L’entraîneur espagnol confie dans cette interview que, 3 ans après, il n’a toujours pas digéré cette soirée cauchemardesque.
Il met en avant deux principales raisons qui sont les suivantes :
La première raison : l’arbitrage
« En 8ème de finale contre Barcelone, nous faisons un match aller de très haut niveau (4-0 au Par des Princes, ndlr). Et au retour, on se fait éliminer car le VAR n’existait pas encore (6-1 au Camp Nou). On a clairement été éliminés par des décisions d’arbitrage. »
La deuxième raison : Thiago Silva
« Je voulais que l’équipe défende plus haut. Thiago Silva est un super joueur, mais je voulais qu’il soit plus haut et je n’ai pas réussi à lui faire accepter cela. Je voulais qu’il sorte de sa zone de confort, qu’il ose défendre plus haut pour que la pression générale de l’équipe sur l’adversaire soit plus efficace. J’ai travaillé avec lui pour lui faire accepter cela mais je n’ai pas réussi… Cette caractéristique du jeu de Thiago Silva rejaillissait sur toute l’équipe qui, sous la pression, avait une tendance naturelle à reculer. Pourtant, je donnais la consigne de remonter. Mais ça n’a pas été entendu… »
Les deux raisons invoquées sont intéressantes à analyser…
À l’époque des « faits », j’avais déjà réalisé deux articles au sujet de la préparation catastrophique du PSG sur le plan mental avec notamment la vidéo d’un repas suréaliste entre 4 joueurs cadre du club : « SI SE PUEDE » : Auto-persuasions, prophéties auto-réalisatrices, ce qui a pesé avant le match Barça-PSG

La raison de la défaite expliquée par la « non existence » de la VAR n’est, selon moi, pas recevable.
Elle se situe dans le registre des « commentateurs » (journalistes, fans, spectateurs) qui vont donner un avis toujours subjectif sur l’existence d’erreurs ou non…
Ce n’est pas la voie que devrait prendre un professionnel.
Un professionnel doit toujours s’interroger sur les choses qui sont sous son contrôle.
L’arbitrage n’en fait pas partie…
En revanche, la deuxième explication est beaucoup plus intéressante.
Elle fait référence à une dimension essentielle dans le sport de haut niveau.
La dimension de la communication.
Comment s’assurer que mon message soit non seulement bien entendu mais, en plus, mis en application.
Cet enjeu est majeur.
Pourtant, dans le sport de haut niveau et le football en particulier, cette question reste très souvent dans le registre du « feeling ». Or, les sciences sociales nous montrent qu’il existe des profils de personnalité très différents et que les messages doivent être adaptés en connaissance de cause.
> LE CONTENU (les mots choisis),
> LE TON EMPLOYÉ (amical, directif),
> LE MOMENT (juste avant un match, à l’entraînement) et
> LE CONTEXTE (en tête à tête ou en groupe),
…vont avoir des impacts TRÈS DIFFÉRENTS selon les personnes.
Ne pas travailler sur ce point, c’est se condamner à dépendre de facteurs extérieurs (arbitrage, faits de jeu) ou espérer que les planètes soient alignées le jour J. Le « feeling » a ses limites…
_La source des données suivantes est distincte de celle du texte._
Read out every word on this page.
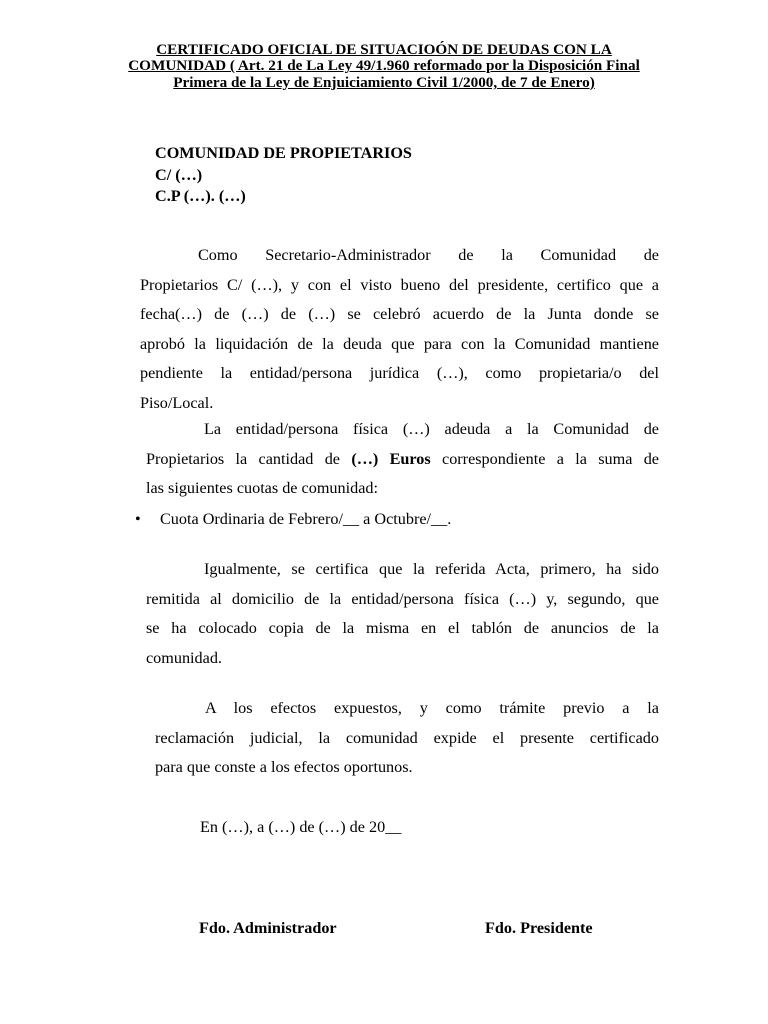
CERTIFICADO OFICIAL DE SITUACIOÓN DE DEUDAS CON LA
COMUNIDAD ( Art. 21 de La Ley 49/1.960 reformado por la Disposición Final
Primera de la Ley de Enjuiciamiento Civil 1/2000, de 7 de Enero)
COMUNIDAD DE PROPIETARIOS
C/ (…)
C.P (…). (…)
Como Secretario-Administrador de la Comunidad de
Propietarios C/ (…), y con el visto bueno del presidente, certifico que a
fecha(…) de (…) de (…) se celebró acuerdo de la Junta donde se
aprobó la liquidación de la deuda que para con la Comunidad mantiene
pendiente la entidad/persona jurídica (…), como propietaria/o del
Piso/Local.
La entidad/persona física (…) adeuda a la Comunidad de
Propietarios la cantidad de (…) Euros correspondiente a la suma de
las siguientes cuotas de comunidad:
• Cuota Ordinaria de Febrero/__ a Octubre/__.
Igualmente, se certifica que la referida Acta, primero, ha sido
remitida al domicilio de la entidad/persona física (…) y, segundo, que
se ha colocado copia de la misma en el tablón de anuncios de la
comunidad.
A los efectos expuestos, y como trámite previo a la
reclamación judicial, la comunidad expide el presente certificado
para que conste a los efectos oportunos.
En (…), a (…) de (…) de 20__
Fdo. Administrador	Fdo. Presidente
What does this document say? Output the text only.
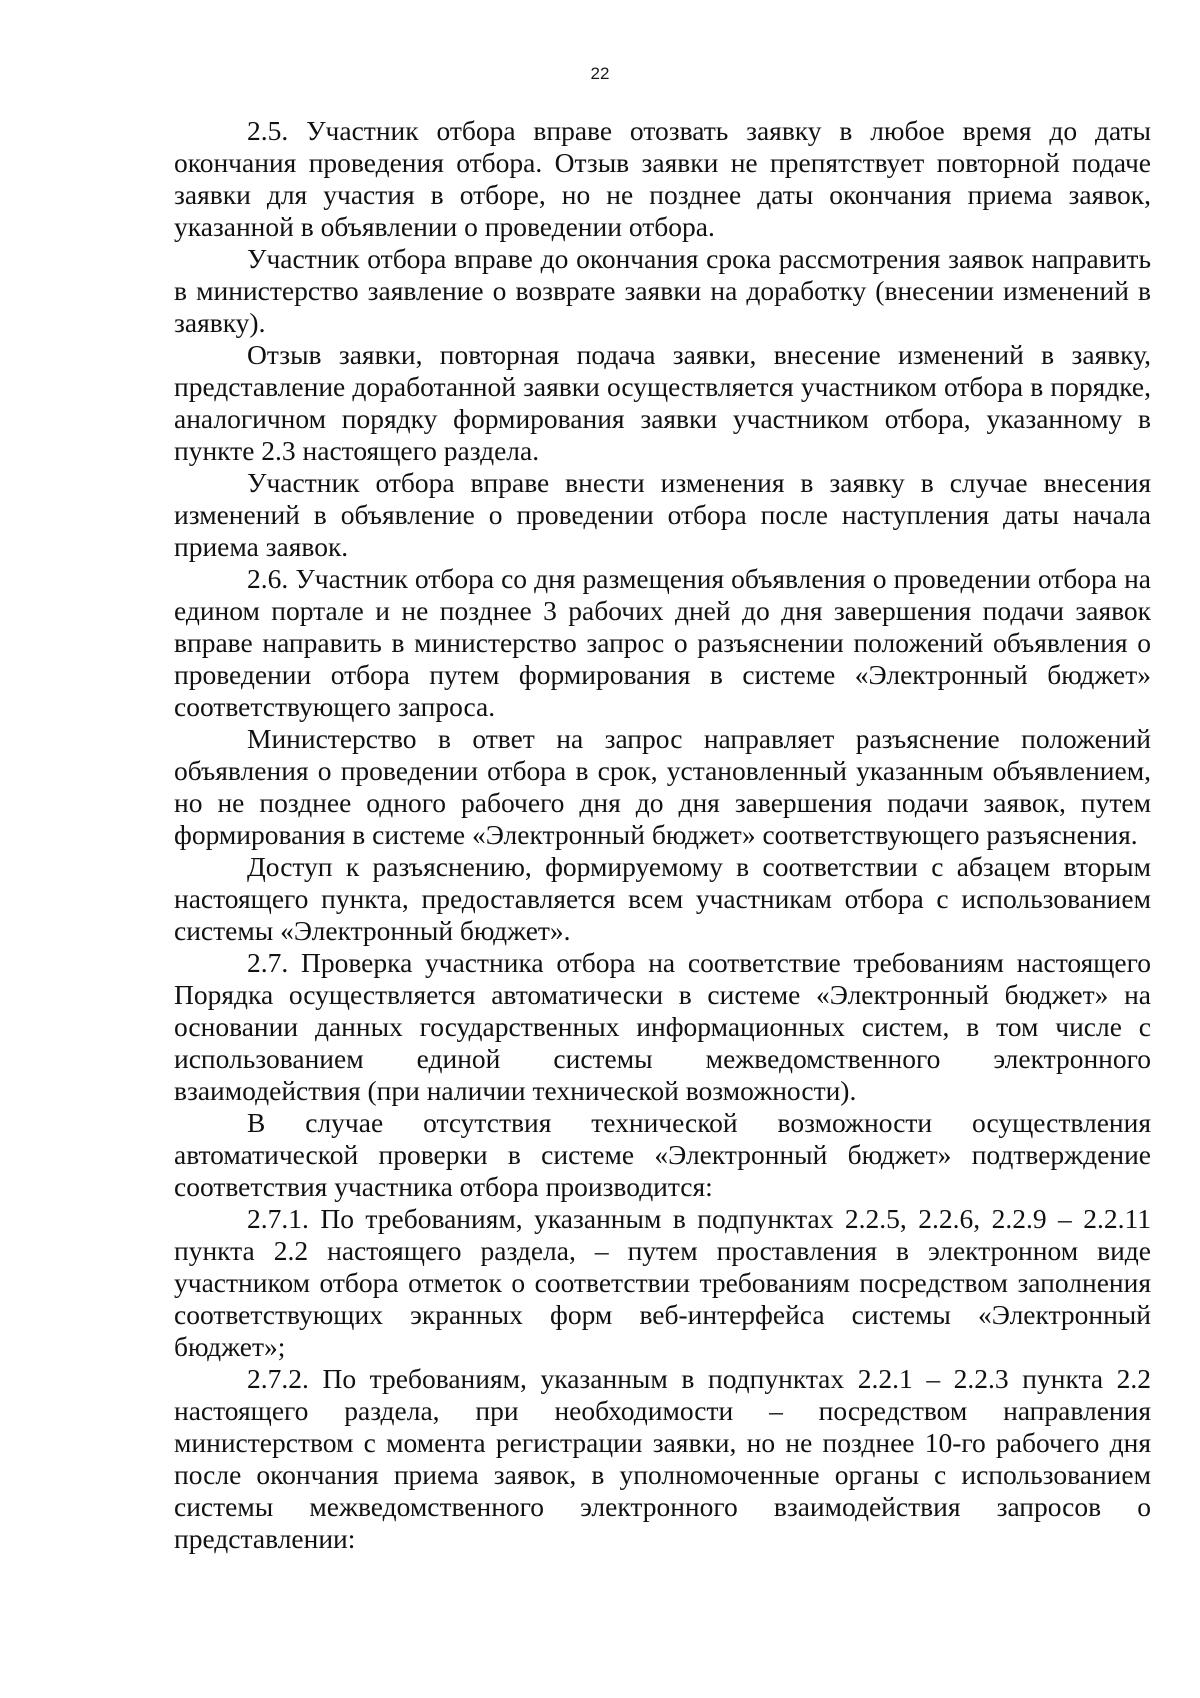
22

2.5. Участник отбора вправе отозвать заявку в любое время до даты окончания проведения отбора. Отзыв заявки не препятствует повторной подаче заявки для участия в отборе, но не позднее даты окончания приема заявок, указанной в объявлении о проведении отбора.

Участник отбора вправе до окончания срока рассмотрения заявок направить в министерство заявление о возврате заявки на доработку (внесении изменений в заявку).

Отзыв заявки, повторная подача заявки, внесение изменений в заявку, представление доработанной заявки осуществляется участником отбора в порядке, аналогичном порядку формирования заявки участником отбора, указанному в пункте 2.3 настоящего раздела.

Участник отбора вправе внести изменения в заявку в случае внесения изменений в объявление о проведении отбора после наступления даты начала приема заявок.

2.6. Участник отбора со дня размещения объявления о проведении отбора на едином портале и не позднее 3 рабочих дней до дня завершения подачи заявок вправе направить в министерство запрос о разъяснении положений объявления о проведении отбора путем формирования в системе «Электронный бюджет» соответствующего запроса.

Министерство в ответ на запрос направляет разъяснение положений объявления о проведении отбора в срок, установленный указанным объявлением, но не позднее одного рабочего дня до дня завершения подачи заявок, путем формирования в системе «Электронный бюджет» соответствующего разъяснения.

Доступ к разъяснению, формируемому в соответствии с абзацем вторым настоящего пункта, предоставляется всем участникам отбора с использованием системы «Электронный бюджет».

2.7. Проверка участника отбора на соответствие требованиям настоящего Порядка осуществляется автоматически в системе «Электронный бюджет» на основании данных государственных информационных систем, в том числе с использованием единой системы межведомственного электронного взаимодействия (при наличии технической возможности).

В случае отсутствия технической возможности осуществления автоматической проверки в системе «Электронный бюджет» подтверждение соответствия участника отбора производится:

2.7.1. По требованиям, указанным в подпунктах 2.2.5, 2.2.6, 2.2.9 – 2.2.11 пункта 2.2 настоящего раздела, – путем проставления в электронном виде участником отбора отметок о соответствии требованиям посредством заполнения соответствующих экранных форм веб-интерфейса системы «Электронный бюджет»;

2.7.2. По требованиям, указанным в подпунктах 2.2.1 – 2.2.3 пункта 2.2 настоящего раздела, при необходимости – посредством направления министерством с момента регистрации заявки, но не позднее 10-го рабочего дня после окончания приема заявок, в уполномоченные органы с использованием системы межведомственного электронного взаимодействия запросов о представлении:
L’autre point important qui ne semble pas avoir été traité est le traumatisme – je pèse mes mots – vécu par Thiago Silva lors de la coupe du monde 2014. Pour rappel, il a vécu cette compétition dans un état émotionnel extrême : il n’a pas voulu tirer le pénalty lors de la séance décisive lors des quarts de finale et il a vécu la terrible déroute à domicile contre l’Allemagne 7 à 1…
Durant cette Coupe du Monde il a beaucoup pleuré et montré des failles psychologiques qui bien entendu ne sont pas « honteuses » mais qui méritaient d’être traitées…
Quand un joueur vit un tel traumatisme, il ne faut pas s’étonner que dans des situations de stress extrême il « se mette sur la défensive » et commence « à reculer ». Ce n’est même pas un réflexe « psychologique », il s’agit d’une réaction physiologique. Face à un danger perçu comme mortel par le cerveau archaïque, une des solutions qu’il envisage, c’est… la fuite.
Vous avez beau lui donner les consignes tactiques les plus pertinentes du monde (raisons rationnelles), le cerveau du joueur va se préoccuper en premier lieu de ce qu’il estime (à tort) être une question de vie ou de mort pour lui !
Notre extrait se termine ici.